The committee spoke with other officials who reported telling Trump that his fraud claims were false. Jason Miller, then and now an adviser to Trump, reported telling the president multiple times that his claims were baseless.
The Washington Post reported that the day before Trump’s call to those officials in Georgia, his campaign received a report from a group to which it paid hundreds of thousands of dollars to assess fraud claims.
“Just like any election, there are always errors, omissions and irregularities,” one person familiar with the report’s contents told The Post. “It was nowhere close enough to what they wanted to prove, and it actually went in both directions.”

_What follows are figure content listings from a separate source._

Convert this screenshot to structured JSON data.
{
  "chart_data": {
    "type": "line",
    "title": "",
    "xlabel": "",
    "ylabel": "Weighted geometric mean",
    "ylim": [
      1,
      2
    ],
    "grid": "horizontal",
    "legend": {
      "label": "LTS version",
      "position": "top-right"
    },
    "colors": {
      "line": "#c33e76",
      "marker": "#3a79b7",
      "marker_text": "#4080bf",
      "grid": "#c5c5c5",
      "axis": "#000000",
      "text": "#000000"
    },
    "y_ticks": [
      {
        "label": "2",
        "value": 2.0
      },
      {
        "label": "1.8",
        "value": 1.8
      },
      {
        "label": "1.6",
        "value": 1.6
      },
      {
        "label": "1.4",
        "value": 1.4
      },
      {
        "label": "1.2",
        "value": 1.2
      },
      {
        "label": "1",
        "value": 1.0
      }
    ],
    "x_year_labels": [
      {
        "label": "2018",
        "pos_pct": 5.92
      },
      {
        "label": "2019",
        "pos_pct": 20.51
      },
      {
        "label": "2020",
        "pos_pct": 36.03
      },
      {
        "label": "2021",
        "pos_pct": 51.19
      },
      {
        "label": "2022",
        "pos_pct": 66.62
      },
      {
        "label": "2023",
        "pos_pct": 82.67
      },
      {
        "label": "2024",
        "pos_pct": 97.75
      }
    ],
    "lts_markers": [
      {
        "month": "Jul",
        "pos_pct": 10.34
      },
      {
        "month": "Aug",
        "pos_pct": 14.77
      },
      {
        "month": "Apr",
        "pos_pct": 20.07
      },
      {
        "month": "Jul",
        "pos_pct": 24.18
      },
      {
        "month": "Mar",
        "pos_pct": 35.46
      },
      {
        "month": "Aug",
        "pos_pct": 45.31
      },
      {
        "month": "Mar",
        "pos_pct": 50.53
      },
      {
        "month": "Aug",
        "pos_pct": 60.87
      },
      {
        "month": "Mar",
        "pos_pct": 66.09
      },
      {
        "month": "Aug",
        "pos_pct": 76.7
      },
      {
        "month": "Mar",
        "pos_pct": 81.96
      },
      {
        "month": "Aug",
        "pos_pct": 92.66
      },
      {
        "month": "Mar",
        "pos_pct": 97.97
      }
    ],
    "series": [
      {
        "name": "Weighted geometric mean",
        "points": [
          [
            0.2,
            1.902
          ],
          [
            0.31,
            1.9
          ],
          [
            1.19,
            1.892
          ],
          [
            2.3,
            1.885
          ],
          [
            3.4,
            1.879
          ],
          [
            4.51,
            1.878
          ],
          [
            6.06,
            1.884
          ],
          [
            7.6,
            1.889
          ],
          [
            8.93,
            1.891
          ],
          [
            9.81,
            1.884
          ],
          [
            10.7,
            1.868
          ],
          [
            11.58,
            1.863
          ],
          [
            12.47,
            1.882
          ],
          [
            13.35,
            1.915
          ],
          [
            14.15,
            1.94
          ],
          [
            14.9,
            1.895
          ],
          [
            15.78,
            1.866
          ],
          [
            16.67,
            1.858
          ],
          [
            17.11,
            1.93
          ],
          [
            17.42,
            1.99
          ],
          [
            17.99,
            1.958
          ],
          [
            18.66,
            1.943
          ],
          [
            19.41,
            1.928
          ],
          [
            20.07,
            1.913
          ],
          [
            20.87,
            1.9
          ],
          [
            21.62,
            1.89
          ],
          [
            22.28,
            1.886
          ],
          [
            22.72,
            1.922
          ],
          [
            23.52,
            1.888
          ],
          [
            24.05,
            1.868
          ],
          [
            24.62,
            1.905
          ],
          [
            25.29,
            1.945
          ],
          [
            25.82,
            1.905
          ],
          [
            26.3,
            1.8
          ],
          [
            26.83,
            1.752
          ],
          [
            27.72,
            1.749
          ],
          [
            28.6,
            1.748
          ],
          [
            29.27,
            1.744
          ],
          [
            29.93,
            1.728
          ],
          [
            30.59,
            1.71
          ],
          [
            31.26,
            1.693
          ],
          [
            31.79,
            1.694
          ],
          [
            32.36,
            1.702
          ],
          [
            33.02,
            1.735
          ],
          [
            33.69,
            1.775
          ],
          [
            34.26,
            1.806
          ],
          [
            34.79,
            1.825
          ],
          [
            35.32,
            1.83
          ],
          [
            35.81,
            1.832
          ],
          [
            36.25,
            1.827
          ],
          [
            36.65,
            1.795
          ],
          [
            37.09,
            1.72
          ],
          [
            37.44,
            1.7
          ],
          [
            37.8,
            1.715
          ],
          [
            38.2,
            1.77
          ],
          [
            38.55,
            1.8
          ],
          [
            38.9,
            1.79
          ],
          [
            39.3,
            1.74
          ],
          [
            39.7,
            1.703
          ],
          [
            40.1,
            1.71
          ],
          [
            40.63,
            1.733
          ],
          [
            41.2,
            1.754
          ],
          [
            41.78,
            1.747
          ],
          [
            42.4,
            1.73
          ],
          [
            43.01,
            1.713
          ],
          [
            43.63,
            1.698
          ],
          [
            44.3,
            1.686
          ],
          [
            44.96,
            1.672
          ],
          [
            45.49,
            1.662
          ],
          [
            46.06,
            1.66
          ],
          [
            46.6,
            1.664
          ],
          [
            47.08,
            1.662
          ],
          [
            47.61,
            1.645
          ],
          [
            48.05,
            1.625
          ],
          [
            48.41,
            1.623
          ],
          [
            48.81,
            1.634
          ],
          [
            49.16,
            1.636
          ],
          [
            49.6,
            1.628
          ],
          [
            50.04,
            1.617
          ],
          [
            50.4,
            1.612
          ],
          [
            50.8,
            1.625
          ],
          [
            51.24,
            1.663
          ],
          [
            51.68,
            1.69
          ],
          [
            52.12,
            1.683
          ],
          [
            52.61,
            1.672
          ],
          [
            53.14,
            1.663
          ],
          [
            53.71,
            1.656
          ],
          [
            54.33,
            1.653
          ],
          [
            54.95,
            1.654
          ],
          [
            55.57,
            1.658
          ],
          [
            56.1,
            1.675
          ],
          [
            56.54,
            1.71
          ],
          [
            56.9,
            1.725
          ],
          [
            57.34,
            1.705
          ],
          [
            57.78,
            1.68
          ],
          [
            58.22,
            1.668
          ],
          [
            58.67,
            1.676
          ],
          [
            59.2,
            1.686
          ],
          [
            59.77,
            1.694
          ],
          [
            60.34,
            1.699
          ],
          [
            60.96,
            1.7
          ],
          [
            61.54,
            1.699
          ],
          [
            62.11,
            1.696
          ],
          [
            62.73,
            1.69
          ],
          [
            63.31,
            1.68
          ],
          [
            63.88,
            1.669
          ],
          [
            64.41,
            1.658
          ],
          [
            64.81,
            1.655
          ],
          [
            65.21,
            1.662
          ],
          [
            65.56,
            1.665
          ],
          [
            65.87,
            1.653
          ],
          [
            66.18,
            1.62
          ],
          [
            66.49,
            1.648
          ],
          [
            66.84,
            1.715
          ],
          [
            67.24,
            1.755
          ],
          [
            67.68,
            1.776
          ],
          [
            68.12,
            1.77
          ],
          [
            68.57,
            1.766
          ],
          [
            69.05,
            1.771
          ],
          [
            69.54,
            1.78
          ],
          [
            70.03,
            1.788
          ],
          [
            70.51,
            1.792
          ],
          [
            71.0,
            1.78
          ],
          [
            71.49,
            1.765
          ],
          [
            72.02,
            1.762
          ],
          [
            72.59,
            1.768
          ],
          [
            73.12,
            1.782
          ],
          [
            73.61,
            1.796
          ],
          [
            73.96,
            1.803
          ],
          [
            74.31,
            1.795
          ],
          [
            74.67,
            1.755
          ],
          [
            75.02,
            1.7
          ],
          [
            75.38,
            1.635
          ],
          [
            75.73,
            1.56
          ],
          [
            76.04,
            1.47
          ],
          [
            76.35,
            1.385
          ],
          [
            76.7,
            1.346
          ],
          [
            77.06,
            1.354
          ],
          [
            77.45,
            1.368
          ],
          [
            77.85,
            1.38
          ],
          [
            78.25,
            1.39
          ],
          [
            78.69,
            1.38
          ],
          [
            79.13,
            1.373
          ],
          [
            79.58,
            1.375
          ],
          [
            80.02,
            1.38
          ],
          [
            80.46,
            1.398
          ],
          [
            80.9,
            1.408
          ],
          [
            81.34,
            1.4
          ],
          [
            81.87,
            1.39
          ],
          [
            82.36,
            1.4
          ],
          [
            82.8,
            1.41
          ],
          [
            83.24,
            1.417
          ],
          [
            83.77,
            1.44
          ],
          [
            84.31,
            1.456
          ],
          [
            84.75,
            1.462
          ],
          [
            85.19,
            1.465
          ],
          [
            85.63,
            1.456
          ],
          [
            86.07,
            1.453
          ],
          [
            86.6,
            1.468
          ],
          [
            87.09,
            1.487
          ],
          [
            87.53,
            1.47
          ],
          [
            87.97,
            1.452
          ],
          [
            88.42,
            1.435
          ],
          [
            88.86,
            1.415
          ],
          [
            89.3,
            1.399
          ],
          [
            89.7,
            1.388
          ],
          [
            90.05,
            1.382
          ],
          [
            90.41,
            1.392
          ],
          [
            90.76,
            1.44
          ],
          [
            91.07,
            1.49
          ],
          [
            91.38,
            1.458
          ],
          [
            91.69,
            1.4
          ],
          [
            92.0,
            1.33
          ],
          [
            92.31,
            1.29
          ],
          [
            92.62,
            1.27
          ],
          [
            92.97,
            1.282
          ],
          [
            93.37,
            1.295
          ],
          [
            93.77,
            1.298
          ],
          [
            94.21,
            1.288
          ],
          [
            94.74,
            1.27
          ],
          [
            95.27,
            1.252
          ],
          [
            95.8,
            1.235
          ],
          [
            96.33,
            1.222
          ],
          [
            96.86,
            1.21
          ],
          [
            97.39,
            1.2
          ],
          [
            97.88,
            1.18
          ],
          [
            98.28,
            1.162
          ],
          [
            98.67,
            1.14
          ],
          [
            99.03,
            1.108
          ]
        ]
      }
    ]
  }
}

That was one of two such probes. Another, also reported by The Post, tasked a software engineer named Ken Block with assessing the possibility of fraud.
“No substantive voter fraud was uncovered in my investigations looking for it, nor was I able to confirm any of the outside claims of voter fraud that I was asked to look at,” Block told The Post. “Every fraud claim I was asked to investigate was false.”
Again, all of that sat alongside public repudiations of the idea of fraud. Trump was reportedly enraged when, on Dec. 1, Attorney General William P. Barr told the Associated Press that there was no evidence of rampant fraud.
“To date,” he said, “we have not seen fraud on a scale that could have effected a different outcome in the election.”
This true assertion precipitated Barr’s firing. A similar fate befell Chris Krebs, director of the Cybersecurity and Infrastructure Security Agency (CISA) and one of those involved in the Feb. 14 briefing. On Nov. 12, CISA published a statement that reiterated what Trump had been told nine months before.
“There is no evidence that any voting system deleted or lost votes, changed votes, or was in any way compromised,” it read.
Krebs was fired within a week. Instead of listening to what his allies and staffers had to say about fraud, Trump repeatedly chose instead to silence them.
One can see why this pattern might be of interest to Jack Smith.